Trapp ralentit Paris
Posté par Pierre Ménès le 27 Novembre 2017
Il aura donc fallu attendre la 5e journée pour voir le PSG perdre ses premiers points en Ligue 1. La faute à une équipe de Bordeaux joueuse et accrocheuse, mais surtout à un Trapp très mal inspiré.

Pour voir des buts dans un match de foot, avoir des gardiens qui se déchirent, ça aide parfois. Ç’a été le cas sur trois des quatre buts de ce PSG-Bordeaux. J’avoue avoir été surpris par la liesse populaire qui a entouré les débuts de Trapp avec Paris. Non pas que le transfuge de Francfort se soit montré mauvais, mais à part un arrêt à Montpellier, il n’avait quasiment rien eu à faire depuis le début de la saison. Ce soir, il a eu un peu plus de taf et ça s’est très mal passé.

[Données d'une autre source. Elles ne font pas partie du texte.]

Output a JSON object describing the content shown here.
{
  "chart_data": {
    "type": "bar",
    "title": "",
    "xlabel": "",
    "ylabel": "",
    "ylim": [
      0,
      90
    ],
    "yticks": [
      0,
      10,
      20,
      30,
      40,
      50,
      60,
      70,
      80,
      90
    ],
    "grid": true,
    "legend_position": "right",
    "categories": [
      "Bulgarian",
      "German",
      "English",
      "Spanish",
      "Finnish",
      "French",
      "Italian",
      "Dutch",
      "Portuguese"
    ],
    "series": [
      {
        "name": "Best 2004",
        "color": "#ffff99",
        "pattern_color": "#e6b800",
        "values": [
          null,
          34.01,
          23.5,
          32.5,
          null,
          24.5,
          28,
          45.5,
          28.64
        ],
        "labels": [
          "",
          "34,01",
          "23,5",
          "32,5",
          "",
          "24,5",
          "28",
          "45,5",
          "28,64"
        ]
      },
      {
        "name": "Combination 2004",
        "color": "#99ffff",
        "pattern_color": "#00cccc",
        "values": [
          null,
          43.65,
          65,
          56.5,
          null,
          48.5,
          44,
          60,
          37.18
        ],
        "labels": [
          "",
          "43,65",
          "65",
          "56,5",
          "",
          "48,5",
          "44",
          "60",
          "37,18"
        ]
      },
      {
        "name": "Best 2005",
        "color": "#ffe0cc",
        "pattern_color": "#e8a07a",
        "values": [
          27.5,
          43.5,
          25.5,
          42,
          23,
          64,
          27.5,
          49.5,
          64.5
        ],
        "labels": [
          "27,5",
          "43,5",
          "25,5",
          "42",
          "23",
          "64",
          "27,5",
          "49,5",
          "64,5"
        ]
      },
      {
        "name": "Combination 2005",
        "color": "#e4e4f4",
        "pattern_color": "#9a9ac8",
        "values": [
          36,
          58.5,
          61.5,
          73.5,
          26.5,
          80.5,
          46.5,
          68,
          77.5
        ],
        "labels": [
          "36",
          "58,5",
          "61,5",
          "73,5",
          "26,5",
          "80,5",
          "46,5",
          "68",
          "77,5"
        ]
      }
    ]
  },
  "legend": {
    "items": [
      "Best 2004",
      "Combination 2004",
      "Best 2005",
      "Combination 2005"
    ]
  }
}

On peut être tolérant quant à sa faute de main sur le corner de Khazri dévié par Saivet. Il voit le ballon au dernier moment et ce dernier lui rebondit sur les poignets avant de rentrer. OK. Mais que dire de cette énorme boulette en fin de match, avec ce contrôle de balle trop tranquille exploité par Khazri ? Tous ceux qui avaient vu jouer Trapp en Bundesliga disaient pourtant que son point fort était le jeu au pied. 

Il est évident qu’avec un garçon comme Sirigu sur le banc, ces deux actions vont alimenter la polémique pendant les jours qui viennent, même si Paris a l’avantage de rejouer dès mardi en Ligue des Champions, ce qui va un peu couper court aux discussions. On va d’ailleurs voir qui sera aligné dans les buts face à Malmö même si, connaissant Laurent Blanc, je suis persuadé qu’il ne retirera pas sa confiance au gardien allemand après ces deux bourdes. 

A côté de ça, il y a eu un match, qui a mis une petite demi-heure à démarrer, avec une équipe de Bordeaux très occupée à bloquer le triangle du milieu parisien dans l’axe et qui y parvenait plutôt bien. Il a fallu une grosse faute de main de Carrasso pour que le PSG ouvre le score par Cavani. Après l’égalisation de Saivet, Cavani était parvenu à redonner l’avantage aux siens en enquillant un joli coup-franc. Quand la confiance est là chez un attaquant… Le dernier quart d’heure de la première période a ensuite été brillant côté parisien mais Di Maria a manqué l’opportunité de donner deux buts d’avance à son équipe. 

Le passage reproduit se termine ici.